Die Polit-Gourmets sind längst selber Teil des politischen Establishments. Zur Connection gehörten von der CDU unter anderen Peter Altmaier (Bundeswirtschaftsminister), Julia Klöckner (Bundesministerin für Ernährung und Landwirtschaft), Amin Laschet (Ministerpräsident Nordrhein-Westfalen) sowie Norbert Röttgen (Vorsitzender des Auswärtigen Ausschusses des Bundetages). Bei den Grünen waren es beispielsweise Cem Özdemir (Ex-Bundesvorsitzender der Grünen), Kathrin Göring-Eckart (Fraktionsvorsitzende), Volker Beck (ehemals Parlamentarischer Geschäftsführer) und Steffi Lemke (Ex-Bundesgeschäftsführerin).

Helmut Kohl als Chef-Aufklärer

Bundeskanzler Kohl und dem damaligen Obergrünen Joschka Fischer blieben die rot-grünen Zweckesser nicht lange verborgen. Man munkelte über die Pizza-Connection, aber so genau wusste kein Außenstehender, was im Sassella geschah. Ihren Namen erhielten die Mini-Revoluzzer dann von einem ihrer Kritiker, dem früheren CSU-Generalsekretär Bernd Protzner, der drohte, man werde die "Pizza-Connection" im Auge behalten. Dabei hatte es im Sassella niemals Pizza gegeben. Das Geheimnis der Zusammenkünfte lüftete dann der Kanzler höchstpersönlich.

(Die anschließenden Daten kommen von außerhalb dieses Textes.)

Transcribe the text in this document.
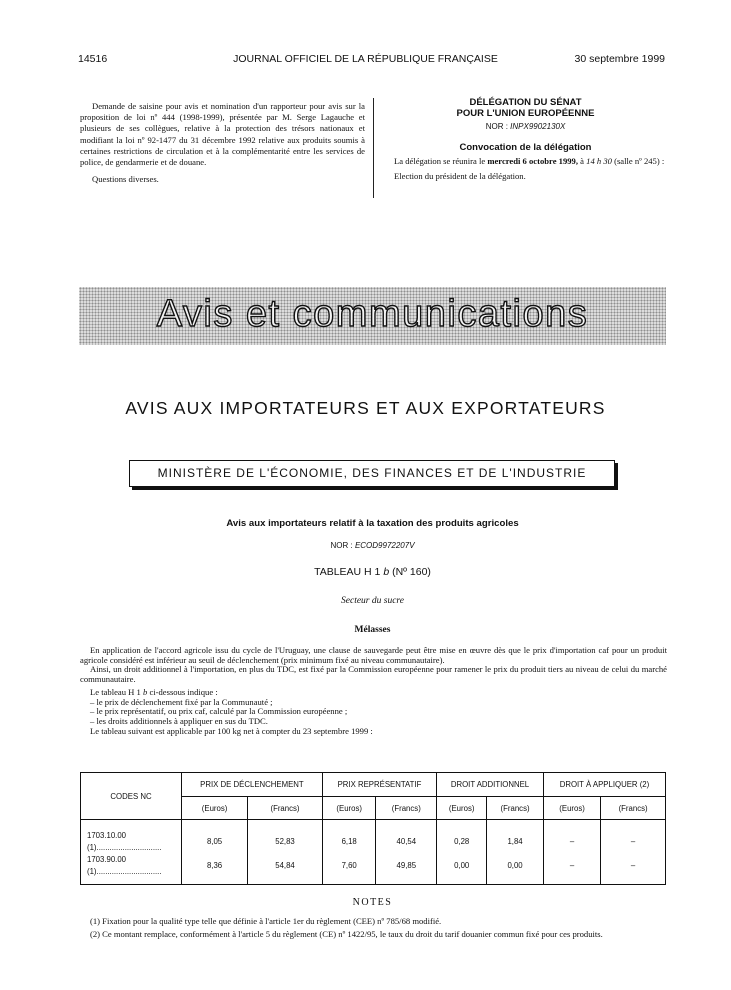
14516	JOURNAL OFFICIEL DE LA RÉPUBLIQUE FRANÇAISE	30 septembre 1999

Demande de saisine pour avis et nomination d'un rapporteur pour avis sur la proposition de loi nº 444 (1998-1999), présentée par M. Serge Lagauche et plusieurs de ses collègues, relative à la protection des trésors nationaux et modifiant la loi nº 92-1477 du 31 décembre 1992 relative aux produits soumis à certaines restrictions de circulation et à la complémentarité entre les services de police, de gendarmerie et de douane.

Questions diverses.

DÉLÉGATION DU SÉNAT
POUR L'UNION EUROPÉENNE
NOR : INPX9902130X
Convocation de la délégation
La délégation se réunira le mercredi 6 octobre 1999, à 14 h 30 (salle nº 245) :
Election du président de la délégation.
Avis et communications
AVIS AUX IMPORTATEURS ET AUX EXPORTATEURS
MINISTÈRE DE L'ÉCONOMIE, DES FINANCES ET DE L'INDUSTRIE
Avis aux importateurs relatif à la taxation des produits agricoles
NOR : ECOD9972207V
TABLEAU H 1 b (Nº 160)
Secteur du sucre
Mélasses

En application de l'accord agricole issu du cycle de l'Uruguay, une clause de sauvegarde peut être mise en œuvre dès que le prix d'importation caf pour un produit agricole considéré est inférieur au seuil de déclenchement (prix minimum fixé au niveau communautaire).

Ainsi, un droit additionnel à l'importation, en plus du TDC, est fixé par la Commission européenne pour ramener le prix du produit tiers au niveau de celui du marché communautaire.

Le tableau H 1 b ci-dessous indique :

– le prix de déclenchement fixé par la Communauté ;

– le prix représentatif, ou prix caf, calculé par la Commission européenne ;

– les droits additionnels à appliquer en sus du TDC.

Le tableau suivant est applicable par 100 kg net à compter du 23 septembre 1999 :

CODES NC	PRIX DE DÉCLENCHEMENT		PRIX REPRÉSENTATIF		DROIT ADDITIONNEL		DROIT À APPLIQUER (2)	
	(Euros)	(Francs)	(Euros)	(Francs)	(Euros)	(Francs)	(Euros)	(Francs)

1703.10.00 (1)..............................	8,05	52,83	6,18	40,54	0,28	1,84	–	–
1703.90.00 (1)..............................	8,36	54,84	7,60	49,85	0,00	0,00	–	–
NOTES

(1) Fixation pour la qualité type telle que définie à l'article 1er du règlement (CEE) nº 785/68 modifié.

(2) Ce montant remplace, conformément à l'article 5 du règlement (CE) nº 1422/95, le taux du droit du tarif douanier commun fixé pour ces produits.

Eines Tages habe Kohl bemerkt, wie die jungen Abgeordneten im hinteren Teil des Restaurants verschwanden. "Da fragte mich Kohl, wo gehen die Küken hin?", erzählt Francesco Tartero. "Und dann habe ich ihm das erzählt. Er durfte auch einmal mit mir reingucken. Dann war das normal."

Die Tartero-Brüder und Norbert Blüm am einstigen Pizza-Connection-Tisch: "Uns trennten Welten"Bild: DW/R. Bosen

Kohls damaliger enger Vertrauter Blüm glaubt, dass ihm die parteiübergreifenden Annäherungsversuche einerseits nicht so recht waren, "andererseits hatte er eine Nase gehabt, um politische Entwicklungen zu spüren. Insofern hatte er das mit einem weinenden, aber sicher auch mit einem lachenden Auge zugelassen." Heute können CDU und Grüne ganz offen miteinander flirten. In Hamburg, Hessen und Baden-Württemberg wurden schwarz-grüne Koalitionen Wirklichkeit. Angesichts der ständigen Differenzen mit der CSU sähe Kanzlerin Merkel mittlerweile wohl lieber die Grünen an ihrer Seite, als die vermeintliche Schwesterpartei aus Bayern.

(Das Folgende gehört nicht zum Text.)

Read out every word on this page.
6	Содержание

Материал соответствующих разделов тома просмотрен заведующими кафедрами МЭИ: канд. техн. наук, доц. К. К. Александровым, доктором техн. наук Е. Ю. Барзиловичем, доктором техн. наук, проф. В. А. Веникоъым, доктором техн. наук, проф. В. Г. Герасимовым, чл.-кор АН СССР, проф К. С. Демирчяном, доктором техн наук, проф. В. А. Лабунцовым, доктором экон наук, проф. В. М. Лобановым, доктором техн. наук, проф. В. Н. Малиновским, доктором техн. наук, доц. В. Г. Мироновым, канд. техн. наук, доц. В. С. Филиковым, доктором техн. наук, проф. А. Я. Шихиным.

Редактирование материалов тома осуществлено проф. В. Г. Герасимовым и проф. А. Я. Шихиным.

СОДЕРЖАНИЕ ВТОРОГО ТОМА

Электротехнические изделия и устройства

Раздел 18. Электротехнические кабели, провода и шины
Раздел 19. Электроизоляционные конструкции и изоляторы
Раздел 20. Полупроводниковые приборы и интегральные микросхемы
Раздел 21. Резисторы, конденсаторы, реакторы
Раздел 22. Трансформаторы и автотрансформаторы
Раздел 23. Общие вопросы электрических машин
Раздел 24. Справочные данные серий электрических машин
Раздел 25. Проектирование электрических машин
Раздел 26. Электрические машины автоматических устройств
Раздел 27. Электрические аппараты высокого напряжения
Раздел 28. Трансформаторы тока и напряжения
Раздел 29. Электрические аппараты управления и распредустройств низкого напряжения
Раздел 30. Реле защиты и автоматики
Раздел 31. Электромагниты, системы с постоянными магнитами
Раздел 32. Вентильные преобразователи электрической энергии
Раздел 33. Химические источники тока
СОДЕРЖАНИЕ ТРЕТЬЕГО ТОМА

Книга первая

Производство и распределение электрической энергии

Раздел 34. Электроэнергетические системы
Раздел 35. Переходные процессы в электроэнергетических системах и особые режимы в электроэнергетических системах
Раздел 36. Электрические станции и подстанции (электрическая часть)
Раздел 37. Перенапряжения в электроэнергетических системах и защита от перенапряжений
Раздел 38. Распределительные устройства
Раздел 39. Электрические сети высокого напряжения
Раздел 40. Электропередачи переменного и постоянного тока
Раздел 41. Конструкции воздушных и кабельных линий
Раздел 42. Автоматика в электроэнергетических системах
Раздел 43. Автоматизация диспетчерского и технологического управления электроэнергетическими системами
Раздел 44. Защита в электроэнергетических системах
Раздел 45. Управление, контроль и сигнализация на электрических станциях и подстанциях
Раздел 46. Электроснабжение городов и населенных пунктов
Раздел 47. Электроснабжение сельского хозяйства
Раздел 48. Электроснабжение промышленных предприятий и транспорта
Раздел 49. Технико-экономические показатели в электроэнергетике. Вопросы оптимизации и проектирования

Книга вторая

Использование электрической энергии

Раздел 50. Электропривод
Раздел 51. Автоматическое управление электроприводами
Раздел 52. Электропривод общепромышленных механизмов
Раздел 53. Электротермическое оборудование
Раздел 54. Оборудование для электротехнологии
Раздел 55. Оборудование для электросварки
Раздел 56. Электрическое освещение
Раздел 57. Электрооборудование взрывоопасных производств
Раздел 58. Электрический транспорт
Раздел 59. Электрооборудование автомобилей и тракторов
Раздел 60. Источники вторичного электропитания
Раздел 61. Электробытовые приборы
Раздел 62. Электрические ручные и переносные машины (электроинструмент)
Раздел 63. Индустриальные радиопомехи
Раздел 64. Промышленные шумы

Tabus zwischen Parteien überwunden

Wie die Lebenswirklichkeit lehrt, gelingen Koalitionen eben dann vor allem, wenn die Beteiligten einen Draht zueinander haben. Umgekehrt scheitern sie eher an mangelndem Vertrauen als an Differenzen in Sachfragen. Man überwinde das nur, "indem sich die Menschen kennenlernen, und zwar nicht nur auf der Höhe von politischen Programmen und Diskussionen", sagt Norbert Blüm. Insofern habe das Sassella etwas zur Veränderung der politischen Kultur beigetragen. Wie immer geschehe das nicht durch Paukenschläge, sondern Schritt für Schritt. "Ich finde es gut, dass wir die Tabus zwischen den Parteien überwunden haben."

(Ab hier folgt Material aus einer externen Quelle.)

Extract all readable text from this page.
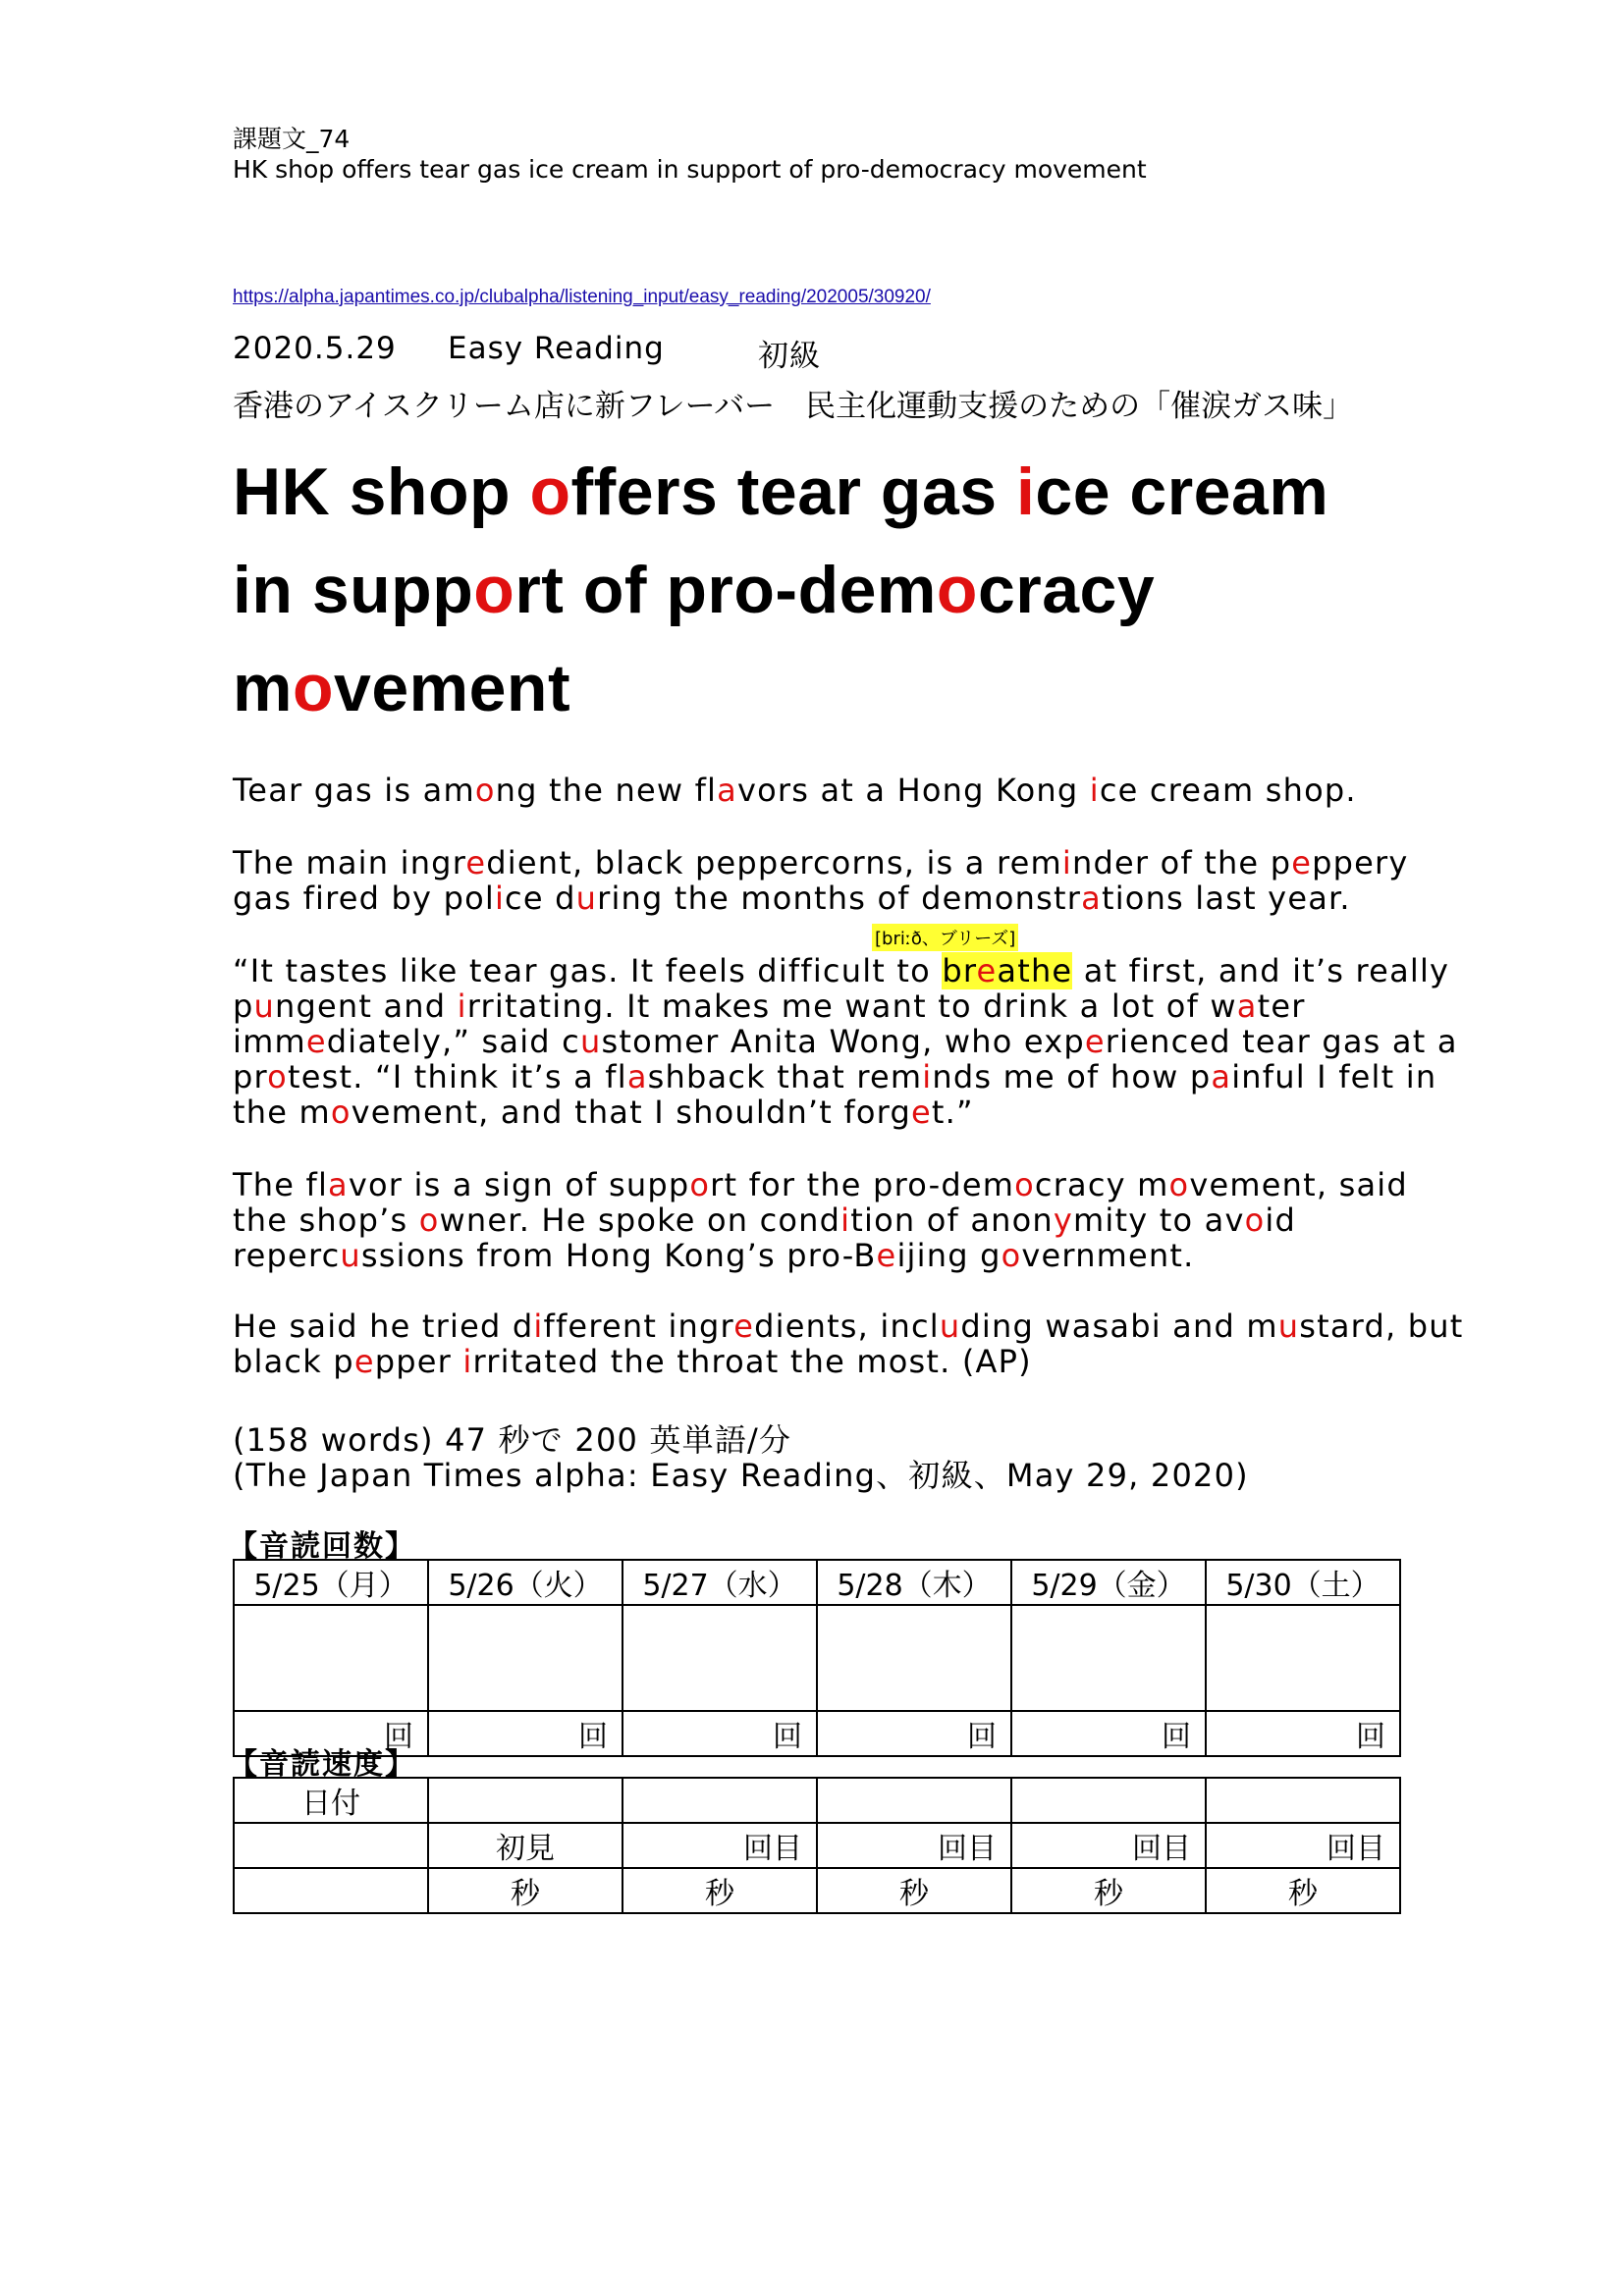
課題文_74
HK shop offers tear gas ice cream in support of pro-democracy movement
https://alpha.japantimes.co.jp/clubalpha/listening_input/easy_reading/202005/30920/
2020.5.29 Easy Reading	初級
香港のアイスクリーム店に新フレーバー　民主化運動支援のための「催涙ガス味」
HK shop offers tear gas ice cream
in support of pro-democracy
movement
Tear gas is among the new flavors at a Hong Kong ice cream shop.
The main ingredient, black peppercorns, is a reminder of the peppery
gas fired by police during the months of demonstrations last year.
[briːð、ブリーズ]
“It tastes like tear gas. It feels difficult to breathe at first, and it’s really
pungent and irritating. It makes me want to drink a lot of water
immediately,” said customer Anita Wong, who experienced tear gas at a
protest. “I think it’s a flashback that reminds me of how painful I felt in
the movement, and that I shouldn’t forget.”
The flavor is a sign of support for the pro-democracy movement, said
the shop’s owner. He spoke on condition of anonymity to avoid
repercussions from Hong Kong’s pro-Beijing government.
He said he tried different ingredients, including wasabi and mustard, but
black pepper irritated the throat the most. (AP)
(158 words) 47 秒で 200 英単語/分
(The Japan Times alpha: Easy Reading、初級、May 29, 2020)
【音読回数】
5/25（月）	5/26（火）	5/27（水）	5/28（木）	5/29（金）	5/30（土）

回	回	回	回	回	回
【音読速度】
日付					
	初見	回目	回目	回目	回目
	秒	秒	秒	秒	秒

Als der politische Betrieb 1999 nach Berlin umzog, gab es noch unregelmäßige Nachfolgetreffen der Pizza-Connection, die versandeten aber alsbald. Natürlich habe es in Berlin keinen Ort gegeben, "der mit dem einzigartigen Sassella auch nur annähernd vergleichbar wäre", schreibt Connection-Veteran Armin Laschet zum Sassella-Jubiläum. So endete in der Berliner Republik die Pizza-Connection. "Viele Freundschaften aber sind geblieben aus dieser Zeit; sie tragen - trotz aller politischen Unterschiede - bis heute", ergänzt Laschet.